```{r setup, include = FALSE}
knitr::opts_chunk$set(
collapse = TRUE,
comment = "#>"
)
```
```{r}
(subject.size.vec <- unique(as.integer(10^seq(0,3.5,l=100))))
(backtrackers <- c(
if(requireNamespace("stringi"))atime::atime_grid(
ICU=stringi::stri_match(subject, regex=pattern)),
atime::atime_grid(
PCRE=regexpr(pattern, subject, perl=TRUE),
TRE=regexpr(pattern, subject, perl=FALSE))))
backtrackers.result <- atime::atime(
N=subject.size.vec,
setup={
subject <- paste(rep("a", N), collapse="")
pattern <- paste(rep(c("(a)?", "\\1"), each=N), collapse="")
},
expr.list=backtrackers)
backtrackers.best <- atime::references_best(backtrackers.result)
plot(backtrackers.best)
```
The plot above shows that ICU/PCRE/TRE are all exponential in N
(subject/pattern size) when the pattern contains backreferences.
```{r}
all.exprs <- c(
if(requireNamespace("re2"))atime::atime_grid(
RE2=re2::re2_match(subject, pattern)),
backtrackers)
all.result <- atime::atime(
N=subject.size.vec,
setup={
subject <- paste(rep("a", N), collapse="")
pattern <- paste(rep(c("a?", "a"), each=N), collapse="")
},
expr.list=all.exprs)
all.best <- atime::references_best(all.result)
plot(all.best)
```
The plot above shows that ICU/PCRE are exponential time whereas
RE2/TRE are polynomial time. Exercise for the reader: modify the above
code to use the `seconds.limit` argument so that you can see what
happens to ICU/PCRE for larger N (hint: you should see a difference at
larger sizes).
## Interpolate at seconds.limit using predict method
```{r}
(all.pred <- predict(all.best))
summary(all.pred)
```
The `predict` method above returns a list with a new element named
`prediction`, which shows the data sizes that can be computed with a
given time budget.
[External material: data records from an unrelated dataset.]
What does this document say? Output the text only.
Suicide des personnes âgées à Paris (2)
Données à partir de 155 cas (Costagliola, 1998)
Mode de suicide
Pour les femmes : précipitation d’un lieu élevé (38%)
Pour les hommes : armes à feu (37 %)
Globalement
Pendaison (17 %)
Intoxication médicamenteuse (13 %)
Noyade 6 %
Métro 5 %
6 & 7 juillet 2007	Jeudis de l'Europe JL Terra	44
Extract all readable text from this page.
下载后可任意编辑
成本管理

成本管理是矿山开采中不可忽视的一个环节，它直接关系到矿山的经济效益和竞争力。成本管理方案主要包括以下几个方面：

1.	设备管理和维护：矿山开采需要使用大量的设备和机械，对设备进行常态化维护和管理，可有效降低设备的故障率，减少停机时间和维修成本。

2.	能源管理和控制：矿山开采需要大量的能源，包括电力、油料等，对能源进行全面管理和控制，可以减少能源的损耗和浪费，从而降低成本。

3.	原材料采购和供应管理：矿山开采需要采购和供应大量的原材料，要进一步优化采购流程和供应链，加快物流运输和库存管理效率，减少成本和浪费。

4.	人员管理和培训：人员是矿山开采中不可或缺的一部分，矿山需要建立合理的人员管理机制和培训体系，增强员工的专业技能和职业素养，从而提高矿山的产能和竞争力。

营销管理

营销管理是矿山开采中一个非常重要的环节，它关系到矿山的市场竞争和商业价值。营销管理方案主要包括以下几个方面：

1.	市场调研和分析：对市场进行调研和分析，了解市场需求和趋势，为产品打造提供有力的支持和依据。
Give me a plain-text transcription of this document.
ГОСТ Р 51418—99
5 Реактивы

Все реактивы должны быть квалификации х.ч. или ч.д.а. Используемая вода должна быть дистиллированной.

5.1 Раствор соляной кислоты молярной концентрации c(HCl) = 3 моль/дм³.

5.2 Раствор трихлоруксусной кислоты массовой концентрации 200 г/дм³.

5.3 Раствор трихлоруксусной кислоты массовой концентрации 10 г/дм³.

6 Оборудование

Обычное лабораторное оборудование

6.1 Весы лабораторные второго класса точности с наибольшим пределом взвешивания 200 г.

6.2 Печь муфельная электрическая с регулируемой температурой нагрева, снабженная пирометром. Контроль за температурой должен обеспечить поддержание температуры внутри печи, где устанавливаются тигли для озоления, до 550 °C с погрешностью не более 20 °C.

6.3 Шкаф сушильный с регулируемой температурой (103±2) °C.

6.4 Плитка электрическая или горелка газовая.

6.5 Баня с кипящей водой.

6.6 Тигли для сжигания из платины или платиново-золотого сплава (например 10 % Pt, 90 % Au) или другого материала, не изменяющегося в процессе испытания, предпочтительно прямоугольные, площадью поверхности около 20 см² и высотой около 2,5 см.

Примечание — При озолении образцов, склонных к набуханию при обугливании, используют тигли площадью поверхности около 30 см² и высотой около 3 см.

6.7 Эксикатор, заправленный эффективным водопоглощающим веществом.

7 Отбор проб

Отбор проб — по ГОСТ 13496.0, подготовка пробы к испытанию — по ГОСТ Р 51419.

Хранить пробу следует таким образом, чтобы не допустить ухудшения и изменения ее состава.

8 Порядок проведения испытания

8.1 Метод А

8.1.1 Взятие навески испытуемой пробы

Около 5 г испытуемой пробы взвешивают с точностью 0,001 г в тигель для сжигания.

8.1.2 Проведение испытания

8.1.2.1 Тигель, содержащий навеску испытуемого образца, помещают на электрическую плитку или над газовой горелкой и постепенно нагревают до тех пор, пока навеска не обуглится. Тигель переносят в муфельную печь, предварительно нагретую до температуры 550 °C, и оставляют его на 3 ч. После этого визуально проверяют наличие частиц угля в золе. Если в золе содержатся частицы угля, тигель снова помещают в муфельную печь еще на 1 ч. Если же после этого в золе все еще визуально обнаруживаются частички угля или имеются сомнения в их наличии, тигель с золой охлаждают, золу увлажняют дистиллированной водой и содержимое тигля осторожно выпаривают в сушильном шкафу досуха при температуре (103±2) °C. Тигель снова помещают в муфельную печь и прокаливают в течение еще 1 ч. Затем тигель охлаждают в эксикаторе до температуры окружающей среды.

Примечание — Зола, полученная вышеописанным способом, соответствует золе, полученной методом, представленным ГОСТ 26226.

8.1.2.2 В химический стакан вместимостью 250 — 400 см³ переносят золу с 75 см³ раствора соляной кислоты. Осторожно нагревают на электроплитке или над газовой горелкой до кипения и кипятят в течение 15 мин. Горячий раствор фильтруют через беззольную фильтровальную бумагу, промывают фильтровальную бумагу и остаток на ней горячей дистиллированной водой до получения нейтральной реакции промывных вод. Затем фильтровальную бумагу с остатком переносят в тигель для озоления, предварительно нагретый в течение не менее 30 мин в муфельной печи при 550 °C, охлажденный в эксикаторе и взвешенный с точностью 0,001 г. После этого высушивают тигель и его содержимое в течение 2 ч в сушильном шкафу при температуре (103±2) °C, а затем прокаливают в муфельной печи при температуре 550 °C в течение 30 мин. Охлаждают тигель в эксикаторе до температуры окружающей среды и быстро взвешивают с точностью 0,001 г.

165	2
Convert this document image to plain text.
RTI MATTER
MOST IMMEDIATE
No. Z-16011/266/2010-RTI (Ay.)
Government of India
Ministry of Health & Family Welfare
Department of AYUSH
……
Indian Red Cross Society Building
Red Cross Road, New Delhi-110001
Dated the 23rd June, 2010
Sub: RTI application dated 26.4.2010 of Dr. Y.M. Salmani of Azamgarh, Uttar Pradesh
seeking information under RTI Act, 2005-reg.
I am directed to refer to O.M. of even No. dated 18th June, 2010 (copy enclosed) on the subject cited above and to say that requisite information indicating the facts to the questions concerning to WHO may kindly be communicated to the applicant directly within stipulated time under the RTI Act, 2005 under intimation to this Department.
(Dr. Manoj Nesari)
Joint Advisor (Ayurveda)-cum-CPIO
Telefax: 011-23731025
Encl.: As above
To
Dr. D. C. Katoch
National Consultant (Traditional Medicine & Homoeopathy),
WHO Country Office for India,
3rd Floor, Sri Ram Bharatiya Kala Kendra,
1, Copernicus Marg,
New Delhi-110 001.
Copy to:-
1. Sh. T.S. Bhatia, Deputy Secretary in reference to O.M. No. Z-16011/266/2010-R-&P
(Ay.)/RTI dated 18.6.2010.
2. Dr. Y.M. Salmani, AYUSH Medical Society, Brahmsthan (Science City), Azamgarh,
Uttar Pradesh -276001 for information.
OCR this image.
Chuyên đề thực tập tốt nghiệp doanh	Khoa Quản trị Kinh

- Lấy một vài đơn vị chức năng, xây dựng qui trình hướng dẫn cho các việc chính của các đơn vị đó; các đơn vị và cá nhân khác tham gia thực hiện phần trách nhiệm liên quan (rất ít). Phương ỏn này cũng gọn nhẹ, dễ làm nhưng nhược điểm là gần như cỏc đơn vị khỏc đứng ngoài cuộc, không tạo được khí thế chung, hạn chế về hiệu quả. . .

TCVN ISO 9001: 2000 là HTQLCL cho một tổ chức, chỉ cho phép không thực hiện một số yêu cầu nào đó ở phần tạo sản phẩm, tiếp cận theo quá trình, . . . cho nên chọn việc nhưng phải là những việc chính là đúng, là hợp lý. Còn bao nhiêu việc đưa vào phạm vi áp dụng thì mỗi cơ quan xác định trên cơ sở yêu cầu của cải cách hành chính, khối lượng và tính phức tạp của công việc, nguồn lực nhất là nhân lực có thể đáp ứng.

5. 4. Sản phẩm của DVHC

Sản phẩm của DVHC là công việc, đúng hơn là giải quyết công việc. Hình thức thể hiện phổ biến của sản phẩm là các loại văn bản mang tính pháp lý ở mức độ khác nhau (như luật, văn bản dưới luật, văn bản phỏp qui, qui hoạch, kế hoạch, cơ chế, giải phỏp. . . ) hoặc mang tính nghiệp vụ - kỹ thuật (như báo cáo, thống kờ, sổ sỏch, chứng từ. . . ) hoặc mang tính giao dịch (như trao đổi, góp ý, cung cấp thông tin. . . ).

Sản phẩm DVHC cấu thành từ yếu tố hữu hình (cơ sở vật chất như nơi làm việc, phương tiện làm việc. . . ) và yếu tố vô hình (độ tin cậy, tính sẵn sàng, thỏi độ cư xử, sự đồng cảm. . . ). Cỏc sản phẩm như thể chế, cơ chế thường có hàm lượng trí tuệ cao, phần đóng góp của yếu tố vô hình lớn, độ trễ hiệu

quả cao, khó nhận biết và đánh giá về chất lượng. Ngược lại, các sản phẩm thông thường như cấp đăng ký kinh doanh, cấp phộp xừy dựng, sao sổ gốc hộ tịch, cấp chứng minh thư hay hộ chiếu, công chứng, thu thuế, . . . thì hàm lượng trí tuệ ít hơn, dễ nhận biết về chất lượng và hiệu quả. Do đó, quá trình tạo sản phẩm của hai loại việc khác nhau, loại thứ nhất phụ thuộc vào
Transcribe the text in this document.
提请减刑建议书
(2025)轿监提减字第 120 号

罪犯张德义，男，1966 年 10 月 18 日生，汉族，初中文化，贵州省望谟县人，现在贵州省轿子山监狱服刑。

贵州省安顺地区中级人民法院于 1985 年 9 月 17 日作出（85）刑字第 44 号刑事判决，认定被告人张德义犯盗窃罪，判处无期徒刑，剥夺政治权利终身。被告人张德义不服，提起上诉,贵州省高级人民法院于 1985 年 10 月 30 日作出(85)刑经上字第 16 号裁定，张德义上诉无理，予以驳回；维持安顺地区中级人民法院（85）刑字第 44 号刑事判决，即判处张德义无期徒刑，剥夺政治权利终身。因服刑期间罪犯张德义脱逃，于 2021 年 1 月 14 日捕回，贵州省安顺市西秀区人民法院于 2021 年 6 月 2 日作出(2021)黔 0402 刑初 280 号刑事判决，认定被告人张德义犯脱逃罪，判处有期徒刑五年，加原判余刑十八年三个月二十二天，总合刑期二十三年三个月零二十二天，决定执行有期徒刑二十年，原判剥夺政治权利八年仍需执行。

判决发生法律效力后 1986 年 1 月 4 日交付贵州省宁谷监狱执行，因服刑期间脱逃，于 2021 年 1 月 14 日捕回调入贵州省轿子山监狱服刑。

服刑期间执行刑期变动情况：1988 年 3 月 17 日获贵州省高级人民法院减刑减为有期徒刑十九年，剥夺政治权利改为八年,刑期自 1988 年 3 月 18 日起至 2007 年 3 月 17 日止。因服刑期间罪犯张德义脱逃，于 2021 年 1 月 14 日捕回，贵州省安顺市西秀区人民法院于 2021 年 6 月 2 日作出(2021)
The `plot` method is used below,
```{r}
plot(all.pred)
```
## `atime_grid` to compare different engines
In the `nc` package there is an `engine` argument which controls which
C regex library is used:
```{r}
nc.exprs <- atime::atime_grid(
list(ENGINE=c(
if(requireNamespace("re2"))"RE2",
"PCRE",
if(requireNamespace("stringi"))"ICU")),
nc=nc::capture_first_vec(subject, pattern, engine=ENGINE))
nc.result <- atime::atime(
N=subject.size.vec,
setup={
rep.collapse <- function(chr)paste(rep(chr, N), collapse="")
subject <- rep.collapse("a")
pattern <- list(maybe=rep.collapse("a?"), rep.collapse("a"))
},
expr.list=nc.exprs)
nc.best <- atime::references_best(nc.result)
plot(nc.best)
```
The result/plot above is consistent with the previous result.